自転車用ラック、特にリアラックで問題になるのが「ディスクブレーキキャリパーとの干渉」です。「ディスクブレーキ対応」と謳われているラックであれば、ちょうど軸の長いペダルのように外側に張り出しているので干渉しないようにできるのですが、そうでない製品だと場合によっては干渉します。
▼ ディスクブレーキ対応の定番ラック、トピークのスーパーツーリストDX。対応車種が非常に広く、筆者も愛用中。初めてのリアラックを選ぶ時に悩んだらこれにしておけばまず間違いないです
下は筆者が時々使うことがある「Tubus Fly」というドイツ製のミニマルで超軽量なラックなのですが、ディスクブレーキ非対応です。普通に装着しようとすると、この自転車ではブレーキキャリパーが邪魔になって白い矢印の先にあるフレーム側の穴にボルトをねじこめません。
この場合は工具箱の中にあった「適当な(=適切な)長さ」のスペーサーを間に挿入しています。こうした空洞の筒のような部品は、必ずしも専用品にこだわる必要はなく、コーナンやカインズといったホームセンターで手に入るものを使っても問題ありません(長いボルトも一緒に調達しておきましょう)。
スペーサーを挟んでラックをインストールする時は、ラックの末端をグイッと力を入れて広げる必要があります。このTubus Flyというラックはアルミ素材なのでやりすぎは禁物なのですが、それでも片側2cmづつ、計4cmも拡張できています。耐久性については色々な意見があると思いますが、心配な方はクロモリ素材のラックを選んだほうが良いかもしれないですね。

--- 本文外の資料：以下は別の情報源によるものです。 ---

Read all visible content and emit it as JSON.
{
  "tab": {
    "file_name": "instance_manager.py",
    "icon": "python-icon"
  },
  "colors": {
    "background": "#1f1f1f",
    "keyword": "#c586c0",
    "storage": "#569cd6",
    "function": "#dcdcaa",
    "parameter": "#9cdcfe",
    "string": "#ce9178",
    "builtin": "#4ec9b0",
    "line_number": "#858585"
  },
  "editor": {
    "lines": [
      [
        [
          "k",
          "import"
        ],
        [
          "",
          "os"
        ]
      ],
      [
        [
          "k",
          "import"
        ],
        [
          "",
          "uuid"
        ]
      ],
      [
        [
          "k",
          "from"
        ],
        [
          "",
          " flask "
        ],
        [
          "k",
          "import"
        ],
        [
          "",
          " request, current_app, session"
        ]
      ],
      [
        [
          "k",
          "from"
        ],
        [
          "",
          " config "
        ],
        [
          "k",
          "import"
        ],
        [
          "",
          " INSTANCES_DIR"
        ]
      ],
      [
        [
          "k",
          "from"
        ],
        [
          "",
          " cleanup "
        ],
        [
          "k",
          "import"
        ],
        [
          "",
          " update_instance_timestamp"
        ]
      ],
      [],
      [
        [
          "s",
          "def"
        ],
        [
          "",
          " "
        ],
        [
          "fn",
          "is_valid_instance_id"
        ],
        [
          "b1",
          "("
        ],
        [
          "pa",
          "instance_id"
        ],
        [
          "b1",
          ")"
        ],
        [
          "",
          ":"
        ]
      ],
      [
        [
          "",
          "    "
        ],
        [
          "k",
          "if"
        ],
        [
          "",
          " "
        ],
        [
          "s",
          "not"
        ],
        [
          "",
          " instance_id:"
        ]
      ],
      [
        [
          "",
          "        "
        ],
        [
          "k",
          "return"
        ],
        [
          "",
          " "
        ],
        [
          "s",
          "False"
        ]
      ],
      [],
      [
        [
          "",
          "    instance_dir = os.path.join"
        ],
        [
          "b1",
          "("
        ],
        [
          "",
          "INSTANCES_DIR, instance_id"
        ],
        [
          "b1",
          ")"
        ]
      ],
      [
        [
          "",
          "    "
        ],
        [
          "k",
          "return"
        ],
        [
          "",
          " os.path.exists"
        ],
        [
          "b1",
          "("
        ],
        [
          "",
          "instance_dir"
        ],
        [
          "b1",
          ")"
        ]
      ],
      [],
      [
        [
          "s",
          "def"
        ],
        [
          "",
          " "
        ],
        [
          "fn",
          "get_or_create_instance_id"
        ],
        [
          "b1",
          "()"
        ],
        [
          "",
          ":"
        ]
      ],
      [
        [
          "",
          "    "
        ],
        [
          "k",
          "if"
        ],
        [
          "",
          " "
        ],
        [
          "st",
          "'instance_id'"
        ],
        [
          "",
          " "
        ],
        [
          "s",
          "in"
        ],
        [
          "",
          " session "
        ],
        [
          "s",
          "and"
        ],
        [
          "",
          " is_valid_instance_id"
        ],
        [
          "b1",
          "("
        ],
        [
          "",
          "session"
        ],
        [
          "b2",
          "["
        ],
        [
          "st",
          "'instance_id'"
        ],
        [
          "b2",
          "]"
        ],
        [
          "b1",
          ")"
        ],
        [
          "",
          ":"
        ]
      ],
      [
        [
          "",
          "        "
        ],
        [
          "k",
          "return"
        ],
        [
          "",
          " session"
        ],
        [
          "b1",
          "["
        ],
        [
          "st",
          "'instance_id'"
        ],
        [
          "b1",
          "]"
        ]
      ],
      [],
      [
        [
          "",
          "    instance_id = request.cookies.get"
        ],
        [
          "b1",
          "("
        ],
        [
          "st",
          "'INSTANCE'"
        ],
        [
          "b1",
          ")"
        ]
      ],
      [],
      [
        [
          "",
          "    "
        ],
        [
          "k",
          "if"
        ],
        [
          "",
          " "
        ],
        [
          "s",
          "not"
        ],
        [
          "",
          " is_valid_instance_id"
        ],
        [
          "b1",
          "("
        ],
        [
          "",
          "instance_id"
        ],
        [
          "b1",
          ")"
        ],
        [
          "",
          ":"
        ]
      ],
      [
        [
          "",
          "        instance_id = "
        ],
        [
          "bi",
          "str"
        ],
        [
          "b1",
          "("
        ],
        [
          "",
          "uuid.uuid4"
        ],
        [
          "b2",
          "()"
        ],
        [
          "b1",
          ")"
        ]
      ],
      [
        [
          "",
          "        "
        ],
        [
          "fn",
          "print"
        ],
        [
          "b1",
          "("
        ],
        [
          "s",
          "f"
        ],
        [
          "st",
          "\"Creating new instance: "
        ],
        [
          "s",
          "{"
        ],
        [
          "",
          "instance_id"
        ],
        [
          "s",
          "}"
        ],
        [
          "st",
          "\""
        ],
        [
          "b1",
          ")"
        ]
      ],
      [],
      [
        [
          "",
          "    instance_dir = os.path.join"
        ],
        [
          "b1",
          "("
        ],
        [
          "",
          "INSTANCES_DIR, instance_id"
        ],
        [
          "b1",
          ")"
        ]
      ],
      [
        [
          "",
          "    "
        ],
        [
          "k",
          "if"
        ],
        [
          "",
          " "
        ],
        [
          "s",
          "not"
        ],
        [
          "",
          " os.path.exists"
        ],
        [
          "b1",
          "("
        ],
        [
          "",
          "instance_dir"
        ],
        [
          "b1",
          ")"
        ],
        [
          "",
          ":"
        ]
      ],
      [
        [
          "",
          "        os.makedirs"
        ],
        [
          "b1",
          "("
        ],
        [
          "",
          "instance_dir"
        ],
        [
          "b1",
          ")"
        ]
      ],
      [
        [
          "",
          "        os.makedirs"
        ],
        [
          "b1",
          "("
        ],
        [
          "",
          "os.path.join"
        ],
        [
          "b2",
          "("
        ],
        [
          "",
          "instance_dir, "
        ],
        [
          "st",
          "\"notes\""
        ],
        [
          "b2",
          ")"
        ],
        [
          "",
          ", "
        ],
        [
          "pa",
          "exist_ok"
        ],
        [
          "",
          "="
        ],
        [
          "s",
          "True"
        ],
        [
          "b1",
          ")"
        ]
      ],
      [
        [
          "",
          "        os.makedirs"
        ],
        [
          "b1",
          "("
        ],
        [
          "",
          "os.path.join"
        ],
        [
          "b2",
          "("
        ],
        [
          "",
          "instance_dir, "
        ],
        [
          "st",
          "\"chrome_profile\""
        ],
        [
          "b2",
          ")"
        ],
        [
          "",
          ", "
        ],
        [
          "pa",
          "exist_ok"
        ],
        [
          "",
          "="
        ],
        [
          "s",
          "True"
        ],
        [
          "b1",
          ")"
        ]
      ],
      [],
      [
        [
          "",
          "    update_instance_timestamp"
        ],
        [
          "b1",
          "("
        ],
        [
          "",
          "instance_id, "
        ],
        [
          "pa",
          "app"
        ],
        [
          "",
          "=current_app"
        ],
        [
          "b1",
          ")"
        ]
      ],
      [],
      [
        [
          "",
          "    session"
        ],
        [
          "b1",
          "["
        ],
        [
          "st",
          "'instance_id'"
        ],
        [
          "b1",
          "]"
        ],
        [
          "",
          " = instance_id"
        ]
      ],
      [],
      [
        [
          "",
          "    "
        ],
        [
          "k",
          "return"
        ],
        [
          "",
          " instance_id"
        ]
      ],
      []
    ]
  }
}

上の写真のブレーキキャリパーはポストマウントタイプで、現在はほとんど廃れている規格です。現在主流のフラットマウントタイプのブレーキキャリパーは「でっぱり」が少ないスマートな形状をしているものが多く「ディスクブレーキ非対応」のラックでもポン付けできる場合がほとんどかもしれませんが、問題が発生した時はこうしたスペーサーで調整してみると良いでしょう。